I went searching for an alternative, especially for web3 integration, and I couldn’t find anything that really interests me or that I think is any more private. Thoughts? Seems like walletconnect could integrate with any type of app—but generally I think the phone apps leave more of a fingerprint and they run 24/7 so who knows what they are doing in the background. I’m not sure, however. I know incognito is an app but I trust they aren’t logging my data since they are privacy oriented by design.

Tornado Cash has some interesting things to read about here on their medium post.
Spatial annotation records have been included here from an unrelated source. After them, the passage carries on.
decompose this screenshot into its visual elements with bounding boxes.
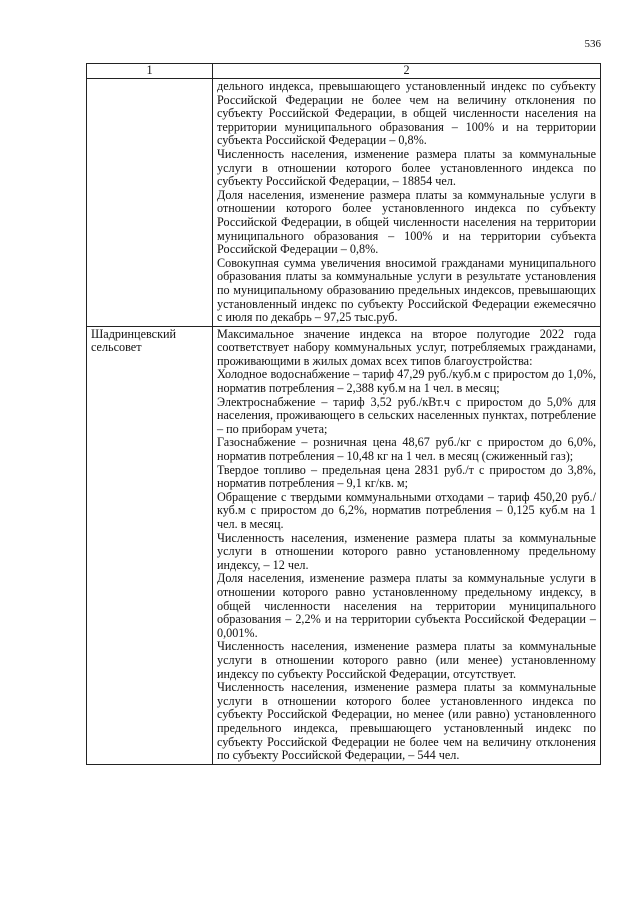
document-table bbox=[86, 63, 601, 765]
paragraph: Доля населения, изменение размера платы за коммунальные услуги в отношении которого равно установленному предельному индексу, в общей численности населения на территории муниципального образования – 2,2% и на территории субъекта Российской Федерации – 0,001%. bbox=[217, 571, 596, 640]
paragraph: Обращение с твердыми коммунальными отходами – тариф 450,20 руб./куб.м с приростом до 6,2%, норматив потребления – 0,125 куб.м на 1 чел. в месяц. bbox=[217, 489, 596, 531]
description-cell bbox=[213, 79, 601, 327]
column-header-1: 1 bbox=[87, 64, 213, 79]
paragraph: Холодное водоснабжение – тариф 47,29 руб./куб.м с приростом до 1,0%, норматив потребления – 2,388 куб.м на 1 чел. в месяц; bbox=[217, 367, 596, 396]
description-cell bbox=[213, 326, 601, 764]
column-header-2: 2 bbox=[213, 64, 601, 79]
table-row bbox=[87, 326, 601, 764]
paragraph: Численность населения, изменение размера платы за коммунальные услуги в отношении которого равно (или менее) установленному индексу по субъекту Российской Федерации, отсутствует. bbox=[217, 639, 596, 681]
municipality-name-cell bbox=[87, 326, 213, 764]
paragraph: Численность населения, изменение размера платы за коммунальные услуги в отношении которого равно установленному предельному индексу, – 12 чел. bbox=[217, 530, 596, 572]
municipality-name-line: сельсовет bbox=[91, 340, 142, 355]
table-row bbox=[87, 79, 601, 327]
paragraph: Максимальное значение индекса на второе полугодие 2022 года соответствует набору коммунальных услуг, потребляемых гражданами, проживающими в жилых домах всех типов благоустройства: bbox=[217, 326, 596, 368]
paragraph: Газоснабжение – розничная цена 48,67 руб./кг с приростом до 6,0%, норматив потребления – 10,48 кг на 1 чел. в месяц (сжиженный газ); bbox=[217, 435, 596, 464]
paragraph: Численность населения, изменение размера платы за коммунальные услуги в отношении которого более установленного индекса по субъекту Российской Федерации, но менее (или равно) установленного предельного индекса, превышающего установленный индекс по субъекту Российской Федерации не более чем на величину отклонения по субъекту Российской Федерации, – 544 чел. bbox=[217, 680, 596, 763]
paragraph: Твердое топливо – предельная цена 2831 руб./т с приростом до 3,8%, норматив потребления – 9,1 кг/кв. м; bbox=[217, 462, 596, 491]
paragraph: дельного индекса, превышающего установленный индекс по субъекту Российской Федерации не более чем на величину отклонения по субъекту Российской Федерации, в общей численности населения на территории муниципального образования – 100% и на территории субъекта Российской Федерации – 0,8%. bbox=[217, 79, 596, 148]
page-number: 536 bbox=[584, 38, 601, 50]
paragraph: Совокупная сумма увеличения вносимой гражданами муниципального образования платы за коммунальные услуги в результате установления по муниципальному образованию предельных индексов, превышающих установленный индекс по субъекту Российской Федерации ежемесячно с июля по декабрь – 97,25 тыс.руб. bbox=[217, 255, 596, 325]
municipality-name-line: Шадринцевский bbox=[91, 326, 177, 341]
table-header-row bbox=[87, 64, 601, 79]
paragraph: Доля населения, изменение размера платы за коммунальные услуги в отношении которого более установленного индекса по субъекту Российской Федерации, в общей численности населения на территории муниципального образования – 100% и на территории субъекта Российской Федерации – 0,8%. bbox=[217, 187, 596, 257]
paragraph: Электроснабжение – тариф 3,52 руб./кВт.ч с приростом до 5,0% для населения, проживающего в сельских населенных пунктах, потребление – по приборам учета; bbox=[217, 394, 596, 436]
paragraph: Численность населения, изменение размера платы за коммунальные услуги в отношении которого более установленного индекса по субъекту Российской Федерации, – 18854 чел. bbox=[217, 146, 596, 189]
municipality-name-cell bbox=[87, 79, 213, 327]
It’s a lot harder to cover our footprints than I had originally thought.

Is there any way to run a lightweight ethereum node ourself and connect it to metamask via RPC? Or any other metamask replacement that you’d recommend?

I tried to download GRID but I can’t seem to get it to work. It may not be a supported project anymore.

Has anyone else gone down this rabbit hole?


@Taind is trying to create an Incognito based wallet extension that would be similar to metamask. Here is a sample of what it looks like.

If your looking for Ethereum specifically, i’m not sure what the contenders are for secure web3 integration. I know there are dApp wallets that inject into their native web browser. For exsample, I use coinbase wallet and it allows me to use uniswap through their browser. So maybe there is an alternative wallet app that you can use that allows web3 injection.